Born into a simple family in eastern Tibet, Lobsang Dolkar, became a nun in her teens. With no opportunity to study, she spent her days in household chores and tending livestock. Being a nun meant reciting mantras and doing prostrations.
When her brother married, she became free to make a pilgrimage to Lhasa where she made friends with another nun. They decided to go to India to attend
the 1990 Kalachakra being given by His Holiness the Dalai Lama. Caught twice crossing into Nepal and handed back to the Chinese, their third attempt was successful.
Lobsang Dolker had not planned to stay in India, but her friend convinced her it was no use returning to Tibet and they should instead enroll in the newly founded nunnery, Dolma Ling.

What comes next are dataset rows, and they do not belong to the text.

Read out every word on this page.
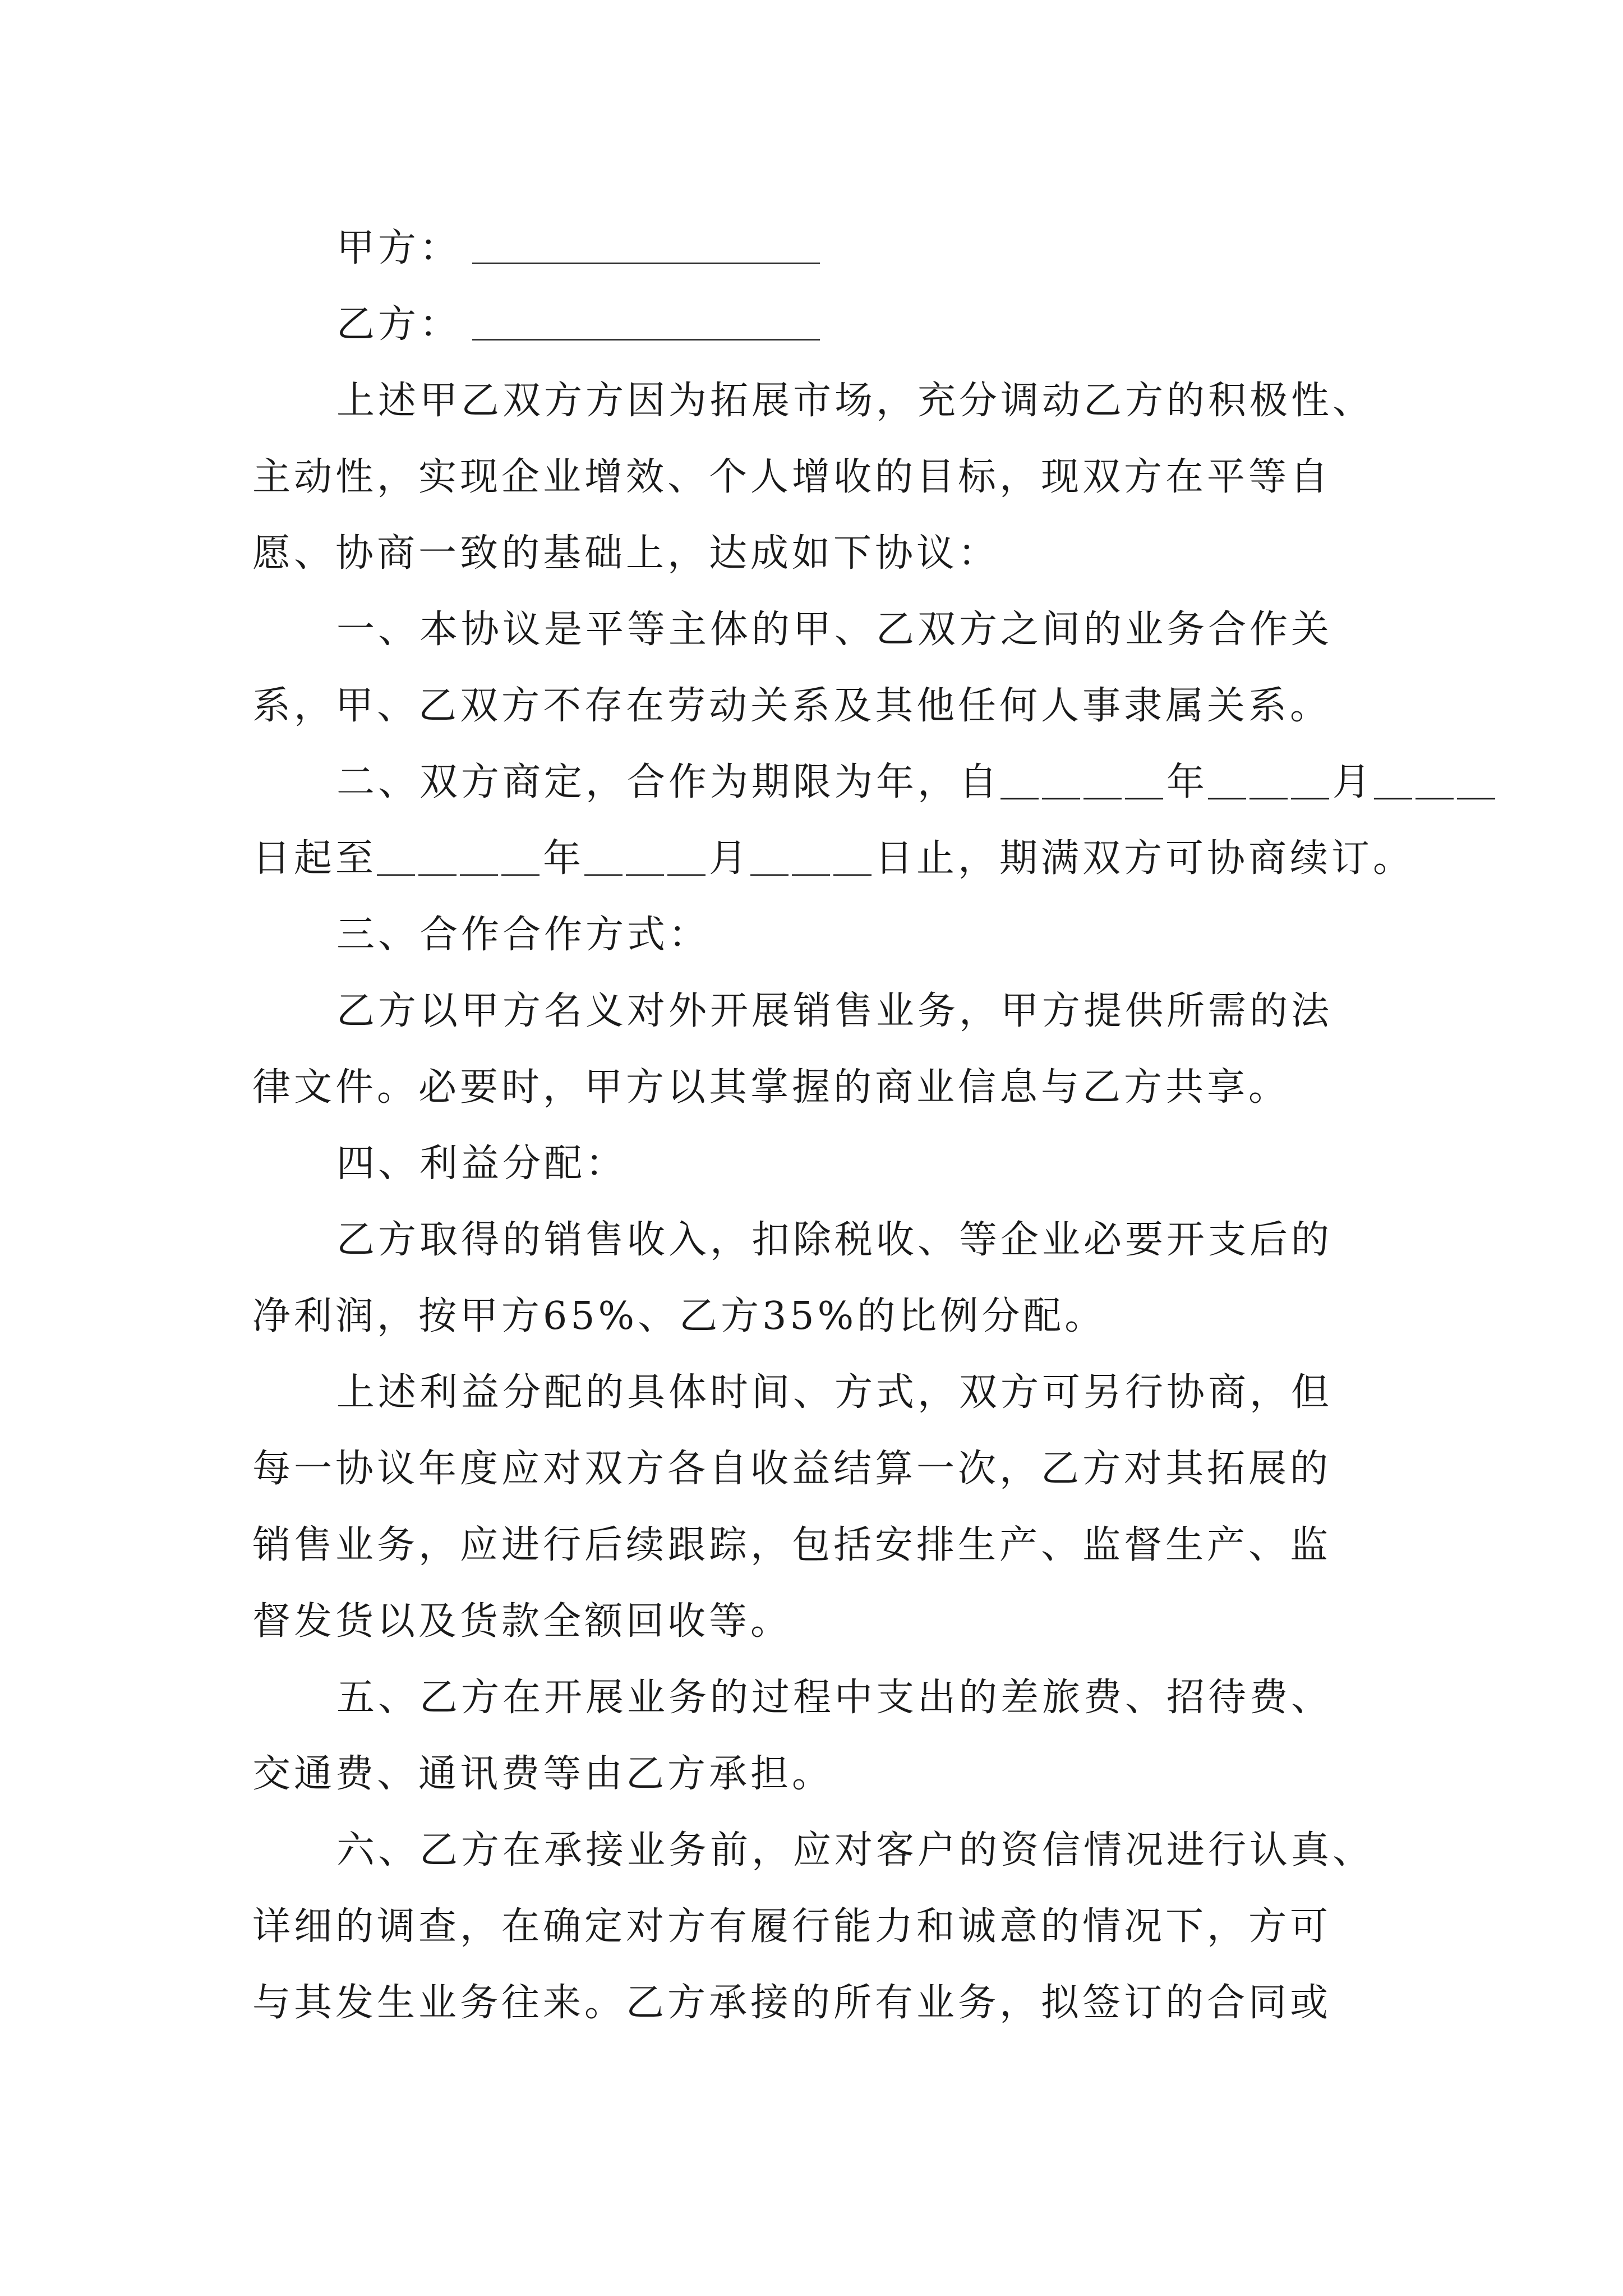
甲方：
乙方：
上述甲乙双方方因为拓展市场，充分调动乙方的积极性、
主动性，实现企业增效、个人增收的目标，现双方在平等自
愿、协商一致的基础上，达成如下协议：
一、本协议是平等主体的甲、乙双方之间的业务合作关
系，甲、乙双方不存在劳动关系及其他任何人事隶属关系。
二、双方商定，合作为期限为年，自＿＿＿＿年＿＿＿月＿＿＿
日起至＿＿＿＿年＿＿＿月＿＿＿日止，期满双方可协商续订。
三、合作合作方式：
乙方以甲方名义对外开展销售业务，甲方提供所需的法
律文件。必要时，甲方以其掌握的商业信息与乙方共享。
四、利益分配：
乙方取得的销售收入，扣除税收、等企业必要开支后的
净利润，按甲方65%、乙方35%的比例分配。
上述利益分配的具体时间、方式，双方可另行协商，但
每一协议年度应对双方各自收益结算一次，乙方对其拓展的
销售业务，应进行后续跟踪，包括安排生产、监督生产、监
督发货以及货款全额回收等。
五、乙方在开展业务的过程中支出的差旅费、招待费、
交通费、通讯费等由乙方承担。
六、乙方在承接业务前，应对客户的资信情况进行认真、
详细的调查，在确定对方有履行能力和诚意的情况下，方可
与其发生业务往来。乙方承接的所有业务，拟签订的合同或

She is among the first batch of nuns who entered the study program and at the same time helped with its construction. It was a joyous moment in 1994 when they moved into newly constructed rooms and had a home in India. Sadly she did not see her parents again; they passed away two years ago.

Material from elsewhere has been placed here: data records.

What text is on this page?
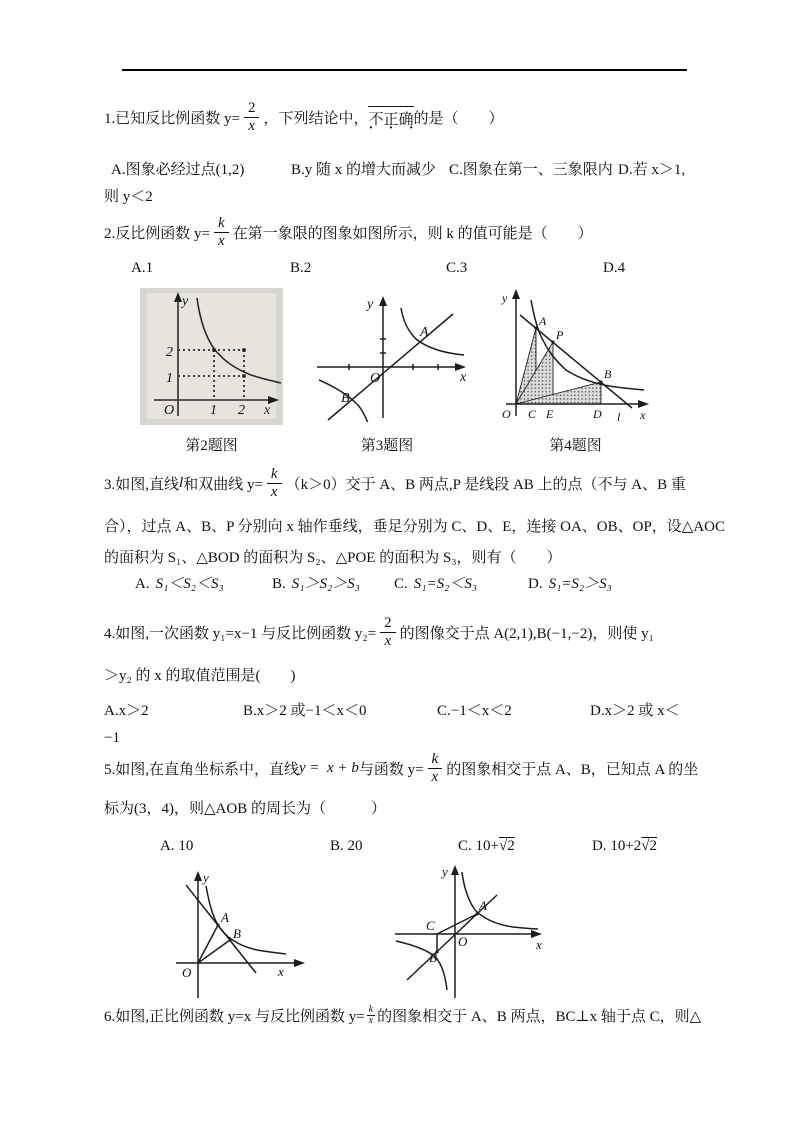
1.已知反比例函数 $y= \frac{2}{x}$ ，下列结论中， 不正确 · · · 的是（　　）
A.图象必经过点(1,2)	B.y 随 x 的增大而减少 C.图象在第一、三象限内 D.若 x＞1,
则 y＜2
2.反比例函数 $y= \frac{k}{x}$ 在第一象限的图象如图所示，则 k 的值可能是（　　）
A.1	B.2	C.3	D.4
y
x
O	1 2
2
1
y
x
O
A
B
y
x
O
A
P
B
C E	D l
第2题图	第3题图	第4题图
3.如图,直线 l 和双曲线 $y= \frac{k}{x} (k>0)$交于 A、B 两点,P 是线段 AB 上的点（不与 A、B 重
合），过点 A、B、P 分别向 x 轴作垂线，垂足分别为 C、D、E，连接 OA、OB、OP，设△AOC
的面积为 S₁、△BOD 的面积为 S₂、△POE 的面积为 S₃，则有（　　）
A. S₁＜S₂＜S₃	B. S₁＞S₂＞S₃ C. S₁=S₂＜S₃	D. S₁=S₂＞S₃
4.如图,一次函数 y₁=x−1 与反比例函数 $y_2= \frac{2}{x}$ 的图像交于点 A(2,1),B(−1,−2)，则使 y₁
＞y₂ 的 x 的取值范围是(　　)
A.x＞2	B.x＞2 或−1＜x＜0	C.−1＜x＜2	D.x＞2 或 x＜
−1
5.如图,在直角坐标系中，直线 y =  x + b 与函数 $y= \frac{k}{x}$ 的图象相交于点 A、B，已知点 A 的坐
标为(3，4)，则△AOB 的周长为（　　　）
A. 10	B. 20	C. 10+√2	D. 10+2√2
y
x
O
A
B
y
x
O
A
B
C
6.如图,正比例函数 y=x 与反比例函数 $y= \frac{k}{x}$ 的图象相交于 A、B 两点，BC⊥x 轴于点 C，则△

When she began her studies, it was hard for her to grasp what was being taught since she had had no previous education. But she never gave up. She feels that the opportunity to earn the Geshema Degree is very special and is grateful to His Holiness the Dalai Lama for his continuous support of nuns’ education. Access to this degree encourages nuns to persevere.
Lobsang says that, in the beginning, she was scared to sit the Geshema exams, but she never thought of backing out because she did not want younger nuns to accept failure without trying hard for their degree. In May she successfully passed Year 2 of the four-year exams. All being well, she will be a Geshema in 2017.
Looking back on how far she has come, Lobsang appreciates the importance
of education and is grateful to all the teachers and staff for their dedication to the nuns.